The most important aspect is that none of these conditions produce symptoms. Only a routine health check-up often leads to detection of high bloodpressure, diabetes and high cholesterol levels. More important coronary artery disease in diabetes is often “silent” and often patients are surprised to know that they have already sustained a heart attack in the past which they were not aware of. This is because typical symptoms of chest pain may not occur even if someone with diabetes gets a heart attack.

The following factors can also raise your risk for heart disease:

- Smoking

- Being overweight or having obesity

- Not getting enough physical activity

- Eating a diet high in saturated fat, trans fat, cholesterol, and sodium

- Drinking too much alcohol


People with diabetes are also more likely to have heart failure. Heart failure is a serious condition, but it doesn’t mean the heart has stopped beating; it means your heart can’t pump blood well. This can lead to swelling in your legs and fluid building up in your lungs, making it hard to breathe. Heart failure tends to get worse over time, but early diagnosis and treatment can help relieve symptoms and stop or delay the condition getting worse.

Testing for Heart Disease in Diabetes

The blood pressure, cholesterol levels, sugar levels including Hba1c and weight will help the doctor understand the overall risk for heart disease in a patient. Your doctor may also recommend other tests to check your heart health, which could include:

1. An electrocardiogram (ECG or EKG) to measure your heart’s electrical activity. Your heartbeat is the result of an electrical impulse traveling through your heart.

2. An echocardiogram (echo) to examine how thick your heart muscle is and how well your heart pumps.

3. An exercise stress test (treadmill test) to see how well your heart functions when it’s working hard.


Take Care of Your Heart

These lifestyle changes can help lower your risk for heart disease or keep it from getting worse, as well as help you manage diabetes:

1. Follow a healthy diet. Eat more fresh fruits and vegetables, lean protein, and whole grains. Eat fewer processed foods (such as chips, sweets, fast food) and avoid trans-fat. Drink more water, fewer sugary drinks, and less alcohol.

2. Aim for a healthy weight. If you’re overweight, losing even a modest amount of weight can lower your triglycerides and blood sugar. Modest weight loss means 5% to 7% of body weight, just 5 to 6 kilograms for a 90 kg person.

3. Get active. Being physically active makes your body more sensitive to insulin (the hormone that allows cells in your body to use blood sugar for energy), which helps manage your diabetes.
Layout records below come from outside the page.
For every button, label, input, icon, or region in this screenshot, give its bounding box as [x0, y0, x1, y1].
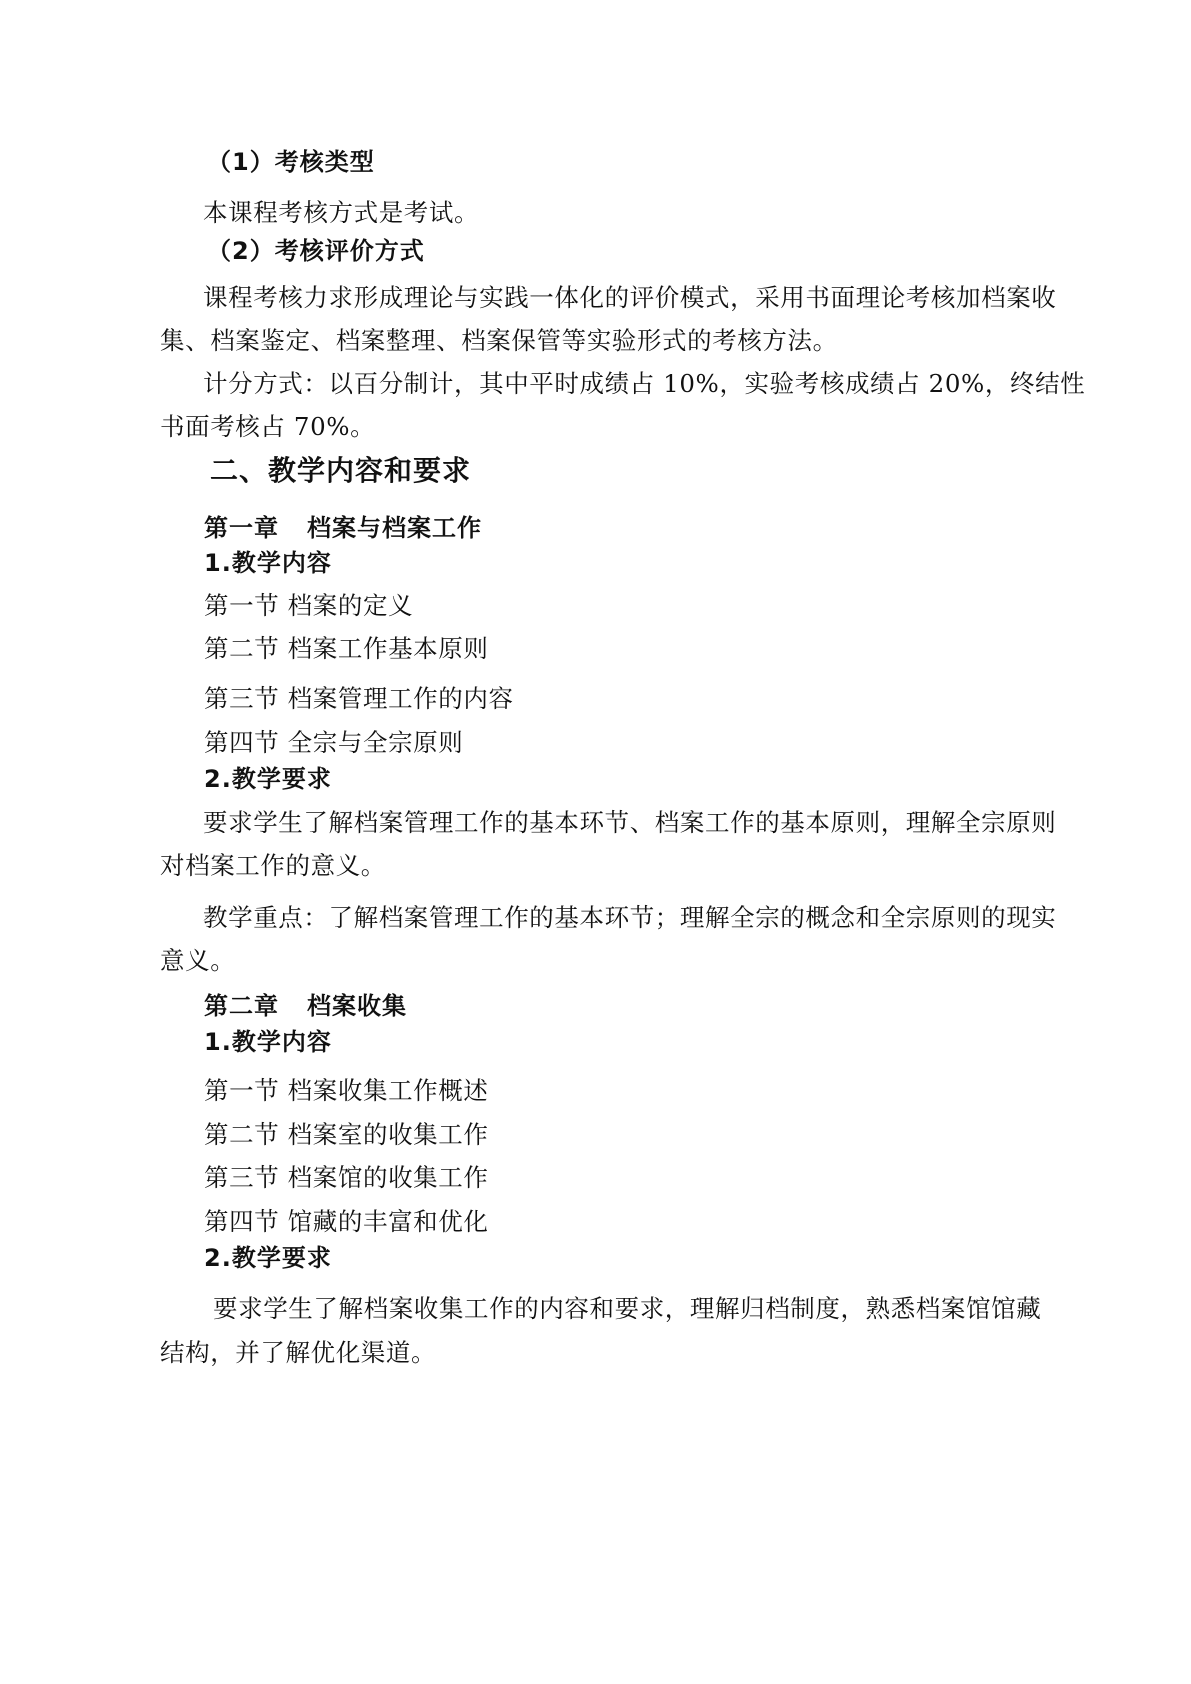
chapter-2-name: 档案收集 — [307, 992, 407, 1020]
chapter-2-number: 第二章 — [204, 992, 279, 1020]
chapter-1-section-3: 第三节 档案管理工作的内容 — [204, 684, 514, 713]
assessment-type-heading: （1）考核类型 — [207, 148, 375, 176]
chapter-1-focus-line-2: 意义。 — [160, 946, 236, 975]
chapter-1-section-2: 第二节 档案工作基本原则 — [204, 634, 489, 663]
chapter-1-section-4: 第四节 全宗与全宗原则 — [204, 728, 464, 757]
chapter-1-title — [204, 512, 482, 544]
chapter-2-requirements-heading: 2.教学要求 — [204, 1244, 332, 1272]
chapter-2-content-heading: 1.教学内容 — [204, 1028, 332, 1056]
chapter-1-focus-line-1: 教学重点：了解档案管理工作的基本环节；理解全宗的概念和全宗原则的现实 — [203, 903, 1057, 932]
chapter-2-section-4: 第四节 馆藏的丰富和优化 — [204, 1207, 489, 1236]
chapter-1-requirements-line-1: 要求学生了解档案管理工作的基本环节、档案工作的基本原则，理解全宗原则 — [203, 808, 1057, 837]
assessment-method-paragraph-line-1: 课程考核力求形成理论与实践一体化的评价模式，采用书面理论考核加档案收 — [203, 283, 1057, 312]
scoring-paragraph-line-1: 计分方式：以百分制计，其中平时成绩占 10%，实验考核成绩占 20%，终结性 — [203, 369, 1086, 398]
chapter-1-number: 第一章 — [204, 514, 279, 542]
chapter-2-requirements-line-2: 结构，并了解优化渠道。 — [160, 1338, 437, 1367]
chapter-1-requirements-heading: 2.教学要求 — [204, 765, 332, 793]
chapter-1-name: 档案与档案工作 — [307, 514, 482, 542]
assessment-type-text: 本课程考核方式是考试。 — [203, 198, 480, 227]
chapter-1-section-1: 第一节 档案的定义 — [204, 591, 414, 620]
chapter-2-section-3: 第三节 档案馆的收集工作 — [204, 1163, 489, 1192]
chapter-2-title — [204, 990, 407, 1022]
chapter-2-section-2: 第二节 档案室的收集工作 — [204, 1120, 489, 1149]
assessment-method-heading: （2）考核评价方式 — [207, 237, 425, 265]
assessment-method-paragraph-line-2: 集、档案鉴定、档案整理、档案保管等实验形式的考核方法。 — [160, 326, 838, 355]
chapter-2-section-1: 第一节 档案收集工作概述 — [204, 1076, 489, 1105]
scoring-paragraph-line-2: 书面考核占 70%。 — [160, 412, 376, 441]
chapter-2-requirements-line-1: 要求学生了解档案收集工作的内容和要求，理解归档制度，熟悉档案馆馆藏 — [213, 1294, 1042, 1323]
chapter-1-content-heading: 1.教学内容 — [204, 549, 332, 577]
chapter-1-requirements-line-2: 对档案工作的意义。 — [160, 851, 386, 880]
section-title: 二、教学内容和要求 — [210, 454, 472, 487]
Physical activity also helps control blood sugar levels and lowers your risk of heart disease. Try to get at least 150 minutes per week of moderate-intensity physical activity, such as brisk walking.


Manage your ABCs:

A: Get a regular A1C test to measure your average blood sugar over 3 months; aim to stay close to 7 as much as possible.

B: Aim to keep your blood pressure below 130/80 mm Hg.

C: Manage your cholesterol levels – LDL <100mg/dl

s: Stop smoking or don’t start.

Along with the above manage your stress levels. Stress can raise your blood pressure and can also lead to unhealthy behaviours, such as drinking too much alcohol or overeating. Instead, visit a mental health counsellor, try meditation or deep breathing, get some physical activity, or get support from friends and family.

Your doctor may also prescribe medicines that can help keep your blood sugar, blood pressure, cholesterol, and triglycerides close to your target levels.